Arguments in a federal lawsuit over Jackson Mississippi’s ordinance governing sex-oriented businesses will resume Oct. 10.
Babe’s Show Club and Secrets Cabaret filed suit against the city in February 2001, calling the ordinance unconstitutional. The trial began Sept. 16 and attorneys completed their presentations by mid-Friday.
U.S. District Judge Henry Wingate asked attorneys for each side to file additional documents in the case by Oct. 6.
What the city ordinance says:
Jackson’s adult entertainment ordinance requires employees of sex-oriented businesses to undergo background checks, be licensed, and it prohibits operation on Sundays.
The city ordinance also restricts adult entertainment businesses to locating only in light industrial districts. Adult entertainment businesses must be more than 1,000 feet from churches, schools, playgrounds, parks or property zoned for residential use.
Back Story: Babe’s Show Club and Secrets Cabaret allege the ordinance is unconstitutional because it violates dancers’ freedom of expression.
City attorneys say the ordinance promotes public health, safety and morals. U.S. District Judge Henry Wingate will hear the case, filed in February 2001.
Jackson’s public nudity and zoning ordinances that previously regulated adult entertainment clubs have been upheld in state and federal courts.
The current ordinance, effective since January 2001, was developed from similar statutes in other cities.
“We crafted it pretty much based on legal advice every step of the way,” said Ward 4 Councilman Bo Brown, who will testify.
The ordinance denies the club owners’ rights to free expression, speech and private property, according to the businesses’ lawsuit.

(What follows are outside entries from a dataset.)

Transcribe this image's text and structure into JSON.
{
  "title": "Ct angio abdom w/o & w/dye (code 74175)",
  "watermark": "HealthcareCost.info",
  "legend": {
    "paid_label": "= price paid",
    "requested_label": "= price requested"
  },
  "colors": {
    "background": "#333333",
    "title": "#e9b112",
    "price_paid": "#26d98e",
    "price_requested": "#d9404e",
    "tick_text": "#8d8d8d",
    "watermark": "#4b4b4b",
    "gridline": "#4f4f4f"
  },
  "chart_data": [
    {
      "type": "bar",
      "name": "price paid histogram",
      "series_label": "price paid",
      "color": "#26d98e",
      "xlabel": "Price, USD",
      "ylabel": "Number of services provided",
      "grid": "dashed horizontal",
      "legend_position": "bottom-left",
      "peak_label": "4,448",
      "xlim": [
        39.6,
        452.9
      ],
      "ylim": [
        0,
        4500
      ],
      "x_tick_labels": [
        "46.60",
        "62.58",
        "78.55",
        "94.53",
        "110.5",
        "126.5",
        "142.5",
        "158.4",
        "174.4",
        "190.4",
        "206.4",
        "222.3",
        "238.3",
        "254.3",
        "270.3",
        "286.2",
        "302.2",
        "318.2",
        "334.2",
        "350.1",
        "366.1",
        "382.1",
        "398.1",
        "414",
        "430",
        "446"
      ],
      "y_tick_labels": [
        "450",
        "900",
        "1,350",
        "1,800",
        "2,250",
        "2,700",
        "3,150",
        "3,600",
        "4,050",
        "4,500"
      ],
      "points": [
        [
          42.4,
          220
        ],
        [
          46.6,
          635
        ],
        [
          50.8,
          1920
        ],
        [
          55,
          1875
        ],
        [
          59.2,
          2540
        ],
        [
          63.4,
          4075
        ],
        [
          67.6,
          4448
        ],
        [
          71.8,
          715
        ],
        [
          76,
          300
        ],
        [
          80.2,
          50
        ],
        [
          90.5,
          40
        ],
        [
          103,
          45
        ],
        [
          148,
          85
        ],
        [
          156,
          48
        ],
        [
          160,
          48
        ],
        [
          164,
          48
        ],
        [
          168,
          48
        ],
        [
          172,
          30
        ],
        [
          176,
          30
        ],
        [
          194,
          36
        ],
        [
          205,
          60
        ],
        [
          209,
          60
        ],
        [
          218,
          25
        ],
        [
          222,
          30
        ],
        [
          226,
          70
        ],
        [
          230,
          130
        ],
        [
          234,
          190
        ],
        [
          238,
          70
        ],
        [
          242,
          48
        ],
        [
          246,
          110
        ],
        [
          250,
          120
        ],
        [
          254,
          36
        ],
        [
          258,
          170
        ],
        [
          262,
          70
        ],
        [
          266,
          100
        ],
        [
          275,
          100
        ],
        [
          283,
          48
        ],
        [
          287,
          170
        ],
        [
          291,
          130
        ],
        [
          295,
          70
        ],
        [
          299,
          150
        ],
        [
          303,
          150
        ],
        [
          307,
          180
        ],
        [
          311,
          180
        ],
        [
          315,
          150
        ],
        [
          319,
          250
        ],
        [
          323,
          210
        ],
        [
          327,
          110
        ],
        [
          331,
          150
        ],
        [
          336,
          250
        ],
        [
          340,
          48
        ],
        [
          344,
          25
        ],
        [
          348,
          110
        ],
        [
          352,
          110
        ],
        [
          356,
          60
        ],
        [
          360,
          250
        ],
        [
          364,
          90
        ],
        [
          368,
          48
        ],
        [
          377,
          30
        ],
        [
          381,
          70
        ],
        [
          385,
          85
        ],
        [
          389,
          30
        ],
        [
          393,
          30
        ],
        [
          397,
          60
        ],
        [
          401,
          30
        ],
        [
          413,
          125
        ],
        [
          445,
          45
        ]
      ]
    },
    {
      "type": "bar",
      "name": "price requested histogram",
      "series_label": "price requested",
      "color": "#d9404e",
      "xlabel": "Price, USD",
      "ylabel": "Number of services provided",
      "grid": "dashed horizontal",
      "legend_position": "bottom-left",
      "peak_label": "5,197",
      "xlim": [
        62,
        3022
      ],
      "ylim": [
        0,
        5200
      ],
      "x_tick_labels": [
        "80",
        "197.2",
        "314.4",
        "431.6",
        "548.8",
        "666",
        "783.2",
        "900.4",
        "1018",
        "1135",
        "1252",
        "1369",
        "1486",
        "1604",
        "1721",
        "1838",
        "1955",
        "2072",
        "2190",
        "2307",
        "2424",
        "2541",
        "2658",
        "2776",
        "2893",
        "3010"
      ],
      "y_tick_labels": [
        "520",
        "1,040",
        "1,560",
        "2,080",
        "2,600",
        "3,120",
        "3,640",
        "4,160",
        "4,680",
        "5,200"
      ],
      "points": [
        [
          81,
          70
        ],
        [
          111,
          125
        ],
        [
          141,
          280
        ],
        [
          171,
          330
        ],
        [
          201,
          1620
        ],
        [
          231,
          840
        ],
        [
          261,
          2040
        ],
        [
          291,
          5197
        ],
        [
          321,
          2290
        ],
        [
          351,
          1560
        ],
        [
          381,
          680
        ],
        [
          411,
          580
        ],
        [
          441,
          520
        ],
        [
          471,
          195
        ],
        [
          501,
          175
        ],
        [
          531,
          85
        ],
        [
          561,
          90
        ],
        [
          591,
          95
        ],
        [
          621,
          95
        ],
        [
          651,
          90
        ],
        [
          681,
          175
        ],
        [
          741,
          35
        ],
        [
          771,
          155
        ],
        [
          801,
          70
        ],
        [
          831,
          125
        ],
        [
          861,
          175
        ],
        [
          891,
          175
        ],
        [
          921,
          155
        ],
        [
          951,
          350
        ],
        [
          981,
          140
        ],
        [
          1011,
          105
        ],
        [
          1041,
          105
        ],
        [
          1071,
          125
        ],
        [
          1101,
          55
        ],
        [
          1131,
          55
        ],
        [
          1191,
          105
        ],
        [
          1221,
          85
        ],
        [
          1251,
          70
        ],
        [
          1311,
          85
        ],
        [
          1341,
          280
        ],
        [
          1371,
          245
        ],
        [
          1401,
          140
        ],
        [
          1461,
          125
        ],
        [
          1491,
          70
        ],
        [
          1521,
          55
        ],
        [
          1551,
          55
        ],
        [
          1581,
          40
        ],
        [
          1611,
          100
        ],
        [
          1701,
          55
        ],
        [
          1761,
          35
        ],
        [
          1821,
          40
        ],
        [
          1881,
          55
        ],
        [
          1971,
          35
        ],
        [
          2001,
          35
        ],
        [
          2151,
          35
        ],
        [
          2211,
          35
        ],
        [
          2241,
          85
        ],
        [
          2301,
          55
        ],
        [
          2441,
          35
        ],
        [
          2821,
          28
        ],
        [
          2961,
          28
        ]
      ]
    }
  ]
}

The city’s ordinance requires employees to undergo background checks, obtain licenses and limits dancing. Clubs are prohibited from operating on Sundays and can be searched by police anytime.
“These restrictions impact speech and expression adversely,” said the clubs’ attorney, Luke Lirot, of Tampa, Fla. “If people don’t enjoy this type of business they don’t have to patronize it.”
Lirot, along with Jackson attorney Christopher Ganner, are asking the judge to also make the city pay the clubs’ legal fees.
Jackson attorney Sam Begley said the ordinance was implemented in response to increased criminal activity in and around sex-oriented businesses.
Arrests in the area have included charges of prostitution and having sex in a public place, he said.
City attorneys, officers and those who were council members in 2000 will testify, Begley said.
“These adult entertainment establishments are constantly testing municipal ordinances to see if they can chip away at any of the provisions,” said Begley, hired by the council in July to represent Jackson because the city attorney’s office is understaffed.
Lirot said he will use a criminologist to argue that the adult clubs do not affect the crime rate. Jackson has fewer adult clubs and more crime than other Southeastern cities, he said.
An immunologist will testify about the health risks that are not much more dangerous than “if you bumped into someone at a grocery store,” Lirot said. An anthropologist will discuss the dancing, and two or three dancers also may testify.
“It’s always a pleasure for me to have these cases go to trial and debunk these stereotypes,” Lirot said.